ANCA Calls on WINEP Executive Director, Robert Satloff, to Explain Why the Institute is Providing a Platform for Those Seeking to Block American Remembrance of Known Case of Genocide
WASHINGTON (A.W.)—The Washington Institute for Near East Policy (WINEP) has called on United States President-Elect Donald J. Trump to “guarantee” to Turkey that the Armenian Genocide will not be properly acknowledged by the U.S. Congress, in a recently published set of proposals regarding “U.S. Policy on Turkey.”
“[T]he United States can quietly guarantee Turkey that the Armenian Genocide resolution in Congress will not pass. This has always been critical in the relationship, and most Turks care deeply about the issue,” reads a part of the paper authored by former U.S. ambassador to Ankara James F. Jeffrey and Turkish scholar Dr. Soner Cagaptay.
The paper on U.S.-Turkey relations is the first in a series of WINEP presidential transition papers addressing key policy challenges across the Middle East. In it, the two authors argue that the Trump administration should “revamp policy toward Turkey to emphasize a transactional approach to critical bilateral issues.” Among the commodities the group – aligned closely with Jewish Americans organizations devoted to Holocaust remembrance – proposes bartering with Turkey is U.S. commemoration of the Armenian Genocide.

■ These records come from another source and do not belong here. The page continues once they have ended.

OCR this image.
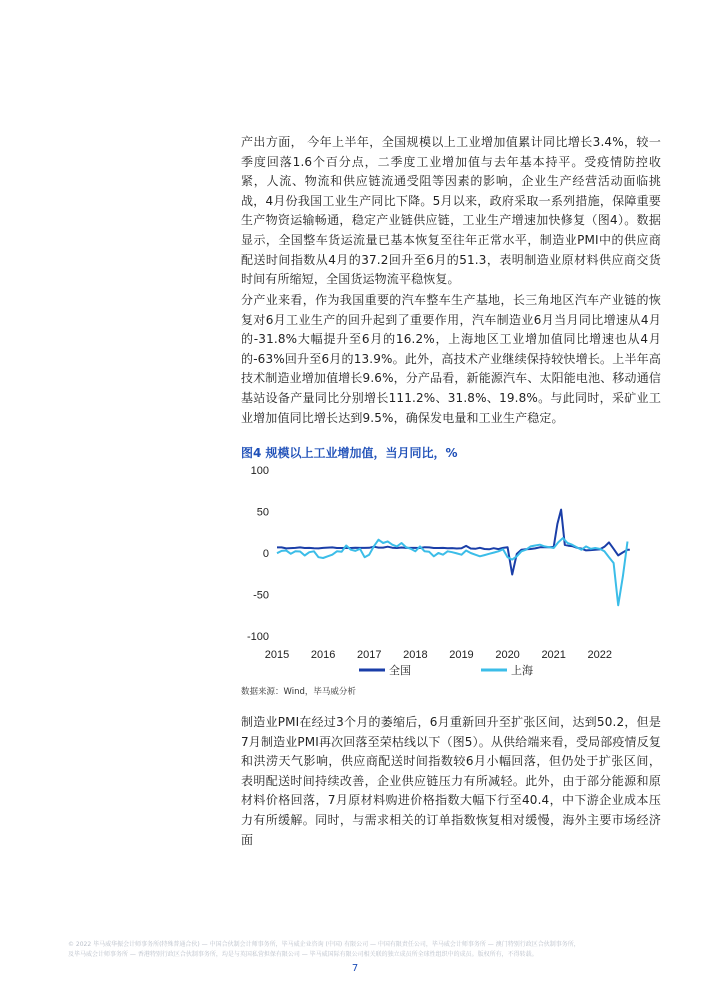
产出方面， 今年上半年，全国规模以上工业增加值累计同比增长3.4%，较一季度回落1.6个百分点，二季度工业增加值与去年基本持平。受疫情防控收紧，人流、物流和供应链流通受阻等因素的影响，企业生产经营活动面临挑战，4月份我国工业生产同比下降。5月以来，政府采取一系列措施，保障重要生产物资运输畅通，稳定产业链供应链，工业生产增速加快修复（图4）。数据显示，全国整车货运流量已基本恢复至往年正常水平，制造业PMI中的供应商配送时间指数从4月的37.2回升至6月的51.3，表明制造业原材料供应商交货时间有所缩短，全国货运物流平稳恢复。
分产业来看，作为我国重要的汽车整车生产基地，长三角地区汽车产业链的恢复对6月工业生产的回升起到了重要作用，汽车制造业6月当月同比增速从4月的-31.8%大幅提升至6月的16.2%，上海地区工业增加值同比增速也从4月的-63%回升至6月的13.9%。此外，高技术产业继续保持较快增长。上半年高技术制造业增加值增长9.6%，分产品看，新能源汽车、太阳能电池、移动通信基站设备产量同比分别增长111.2%、31.8%、19.8%。与此同时，采矿业工业增加值同比增长达到9.5%，确保发电量和工业生产稳定。
图4 规模以上工业增加值，当月同比，%
100
50
0
-50
-100
2015 2016 2017 2018 2019 2020 2021 2022
全国	上海
数据来源：Wind，毕马威分析
制造业PMI在经过3个月的萎缩后，6月重新回升至扩张区间，达到50.2，但是7月制造业PMI再次回落至荣枯线以下（图5）。从供给端来看，受局部疫情反复和洪涝天气影响，供应商配送时间指数较6月小幅回落，但仍处于扩张区间，表明配送时间持续改善，企业供应链压力有所减轻。此外，由于部分能源和原材料价格回落，7月原材料购进价格指数大幅下行至40.4，中下游企业成本压力有所缓解。同时，与需求相关的订单指数恢复相对缓慢，海外主要市场经济面
© 2022 毕马威华振会计师事务所(特殊普通合伙) — 中国合伙制会计师事务所，毕马威企业咨询 (中国) 有限公司 — 中国有限责任公司，毕马威会计师事务所 — 澳门特别行政区合伙制事务所，
及毕马威会计师事务所 — 香港特别行政区合伙制事务所，均是与英国私营担保有限公司 — 毕马威国际有限公司相关联的独立成员所全球性组织中的成员。版权所有，不得转载。
7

A new approach to Turkey, Jeffrey and Cagaptay suggest, would restore focus to each side’s most important interests. “For Turkey, this includes the extradition of reputed coup plotter Fethullah Gulen; increased engagement on issues from Cyprus to Israel; and closer attention to Turkish equities in the Syria conflict. For the United States, a new approach would entail a stronger commitment to fighting the Islamic State; a return to peace talks with the Kurdistan Workers Party (PKK); closer cooperation on military moves, especially in Syria; and renewed respect for democratic freedoms,” reads a part of a statement released by the Washington Institute about its first “Transition 2017” paper.
“For any relationship with [Turkish president] Erdogan to succeed,” argue Jeffrey and Cagaptay, “it will have to be based on mutual interests and trade-offs rather than deep friendship and shared values.”
Established in 1985, WINEP’s mission is “to advance a balanced and realistic understanding of American interests in the Middle East and to promote the policies that secure them,” according to the Institute’s website.
The Armenian National Committee of America (ANCA) reacted to the news of the publication via social media and other channels. “Why is [the Washington Institute] providing a platform for calls to block remembrance of a known case of genocide?” asked the ANCA in a tweet to Washington Institute Executive Director Robert Satloff.
The Armenian Weekly reached out to authors James Jeffrey and Soner Cagaptay at the Washington Institute for comments, but both were unavailable.